Please provide a "debunking" of the idea that the US government does not explicitly prioritize, as a matter of policy, and subsidize, home ownership. Here are some facts that run counter to that idea:

1. The US literally has a "National Home Ownership Month" (it's June).

2. The mission statement of HUD's Office of Housing includes "Maintain and expand homeownership."

3. FHA loans.

4. Mortgage interest deduction on primary residences.

5. Capital gains exemption on (a large portion of) primary residence sales.

No, the first argument is that you, and others, are underestimating the certainty of the examples given coming to pass. Should they, the assumptions under which the market seems to be operating become falsified.
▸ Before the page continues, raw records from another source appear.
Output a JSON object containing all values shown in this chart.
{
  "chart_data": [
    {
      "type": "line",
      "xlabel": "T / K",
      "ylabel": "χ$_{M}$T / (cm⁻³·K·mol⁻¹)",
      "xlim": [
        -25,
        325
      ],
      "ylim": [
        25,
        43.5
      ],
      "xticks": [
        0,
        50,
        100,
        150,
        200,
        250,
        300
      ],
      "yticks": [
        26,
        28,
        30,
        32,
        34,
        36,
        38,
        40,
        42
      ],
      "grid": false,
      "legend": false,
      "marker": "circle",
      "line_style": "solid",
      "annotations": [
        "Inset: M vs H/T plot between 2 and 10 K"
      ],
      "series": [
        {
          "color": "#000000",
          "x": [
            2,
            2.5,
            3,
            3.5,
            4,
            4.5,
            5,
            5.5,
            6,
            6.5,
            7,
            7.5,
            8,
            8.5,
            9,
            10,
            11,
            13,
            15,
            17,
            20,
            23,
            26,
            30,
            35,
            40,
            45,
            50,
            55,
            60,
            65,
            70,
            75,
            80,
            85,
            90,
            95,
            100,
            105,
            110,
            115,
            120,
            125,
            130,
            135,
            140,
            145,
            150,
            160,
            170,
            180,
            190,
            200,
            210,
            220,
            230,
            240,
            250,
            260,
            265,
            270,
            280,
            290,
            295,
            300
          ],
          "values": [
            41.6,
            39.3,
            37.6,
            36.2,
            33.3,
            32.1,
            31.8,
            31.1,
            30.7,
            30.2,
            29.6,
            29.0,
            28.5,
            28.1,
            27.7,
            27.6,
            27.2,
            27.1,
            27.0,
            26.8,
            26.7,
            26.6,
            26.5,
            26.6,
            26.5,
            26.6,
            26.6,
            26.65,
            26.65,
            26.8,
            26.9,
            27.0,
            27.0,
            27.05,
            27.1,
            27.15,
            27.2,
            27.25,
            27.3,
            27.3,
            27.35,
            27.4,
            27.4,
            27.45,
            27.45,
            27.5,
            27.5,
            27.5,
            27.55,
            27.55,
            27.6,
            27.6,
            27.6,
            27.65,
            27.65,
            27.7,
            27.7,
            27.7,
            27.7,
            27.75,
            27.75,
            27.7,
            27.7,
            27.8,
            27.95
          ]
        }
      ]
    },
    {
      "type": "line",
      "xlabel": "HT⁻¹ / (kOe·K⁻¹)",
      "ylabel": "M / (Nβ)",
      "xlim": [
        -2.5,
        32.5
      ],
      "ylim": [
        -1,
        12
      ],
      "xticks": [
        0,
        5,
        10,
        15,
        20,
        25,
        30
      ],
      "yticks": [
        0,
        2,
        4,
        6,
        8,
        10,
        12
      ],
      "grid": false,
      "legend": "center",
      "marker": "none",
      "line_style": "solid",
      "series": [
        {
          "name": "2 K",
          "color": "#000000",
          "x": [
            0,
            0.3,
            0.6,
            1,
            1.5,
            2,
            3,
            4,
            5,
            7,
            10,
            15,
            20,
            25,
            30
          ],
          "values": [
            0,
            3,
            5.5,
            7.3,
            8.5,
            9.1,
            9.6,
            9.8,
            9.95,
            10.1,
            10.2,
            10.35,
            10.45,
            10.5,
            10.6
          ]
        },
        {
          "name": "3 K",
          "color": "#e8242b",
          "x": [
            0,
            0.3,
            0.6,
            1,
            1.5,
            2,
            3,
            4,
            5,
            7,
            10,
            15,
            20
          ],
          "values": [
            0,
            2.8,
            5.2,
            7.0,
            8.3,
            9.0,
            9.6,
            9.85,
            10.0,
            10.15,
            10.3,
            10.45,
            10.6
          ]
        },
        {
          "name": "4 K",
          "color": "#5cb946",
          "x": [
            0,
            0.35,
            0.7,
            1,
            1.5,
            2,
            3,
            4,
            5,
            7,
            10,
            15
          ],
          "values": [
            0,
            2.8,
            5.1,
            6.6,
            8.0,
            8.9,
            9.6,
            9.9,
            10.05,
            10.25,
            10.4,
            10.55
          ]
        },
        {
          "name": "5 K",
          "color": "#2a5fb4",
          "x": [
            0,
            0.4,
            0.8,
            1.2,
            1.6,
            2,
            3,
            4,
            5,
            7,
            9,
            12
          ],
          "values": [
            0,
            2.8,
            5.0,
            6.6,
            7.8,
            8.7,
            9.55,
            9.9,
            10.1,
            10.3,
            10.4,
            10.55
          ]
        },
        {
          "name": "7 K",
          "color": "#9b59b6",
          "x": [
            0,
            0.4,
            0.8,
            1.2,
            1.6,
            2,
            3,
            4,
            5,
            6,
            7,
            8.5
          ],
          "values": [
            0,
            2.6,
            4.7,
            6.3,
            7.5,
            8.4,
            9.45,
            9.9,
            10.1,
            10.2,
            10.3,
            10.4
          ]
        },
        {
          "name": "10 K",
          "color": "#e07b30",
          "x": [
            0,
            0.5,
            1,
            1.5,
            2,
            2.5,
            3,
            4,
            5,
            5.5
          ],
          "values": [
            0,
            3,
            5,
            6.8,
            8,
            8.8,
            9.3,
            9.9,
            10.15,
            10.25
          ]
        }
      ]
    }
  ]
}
>Here are some facts that run counter to that idea:

Well, first, I'd like to see facts that actually run counter to that idea. What you've shown is that the government supports and promotes home-ownership for a portion of the population. They don't prove that the government prioritizes home ownership over other policy that could be contributing to asset value increases - say, signals to our national bank to manipulate the money supply. One way to check would be to compare the amount of funding vested in pro-home ownership policy to the amount related to the aforementioned.

Suffice it to say, I'd love the government to invest in the average American to the degree that they've invested in the people who can most directly access the benefits of liberal monetary policy.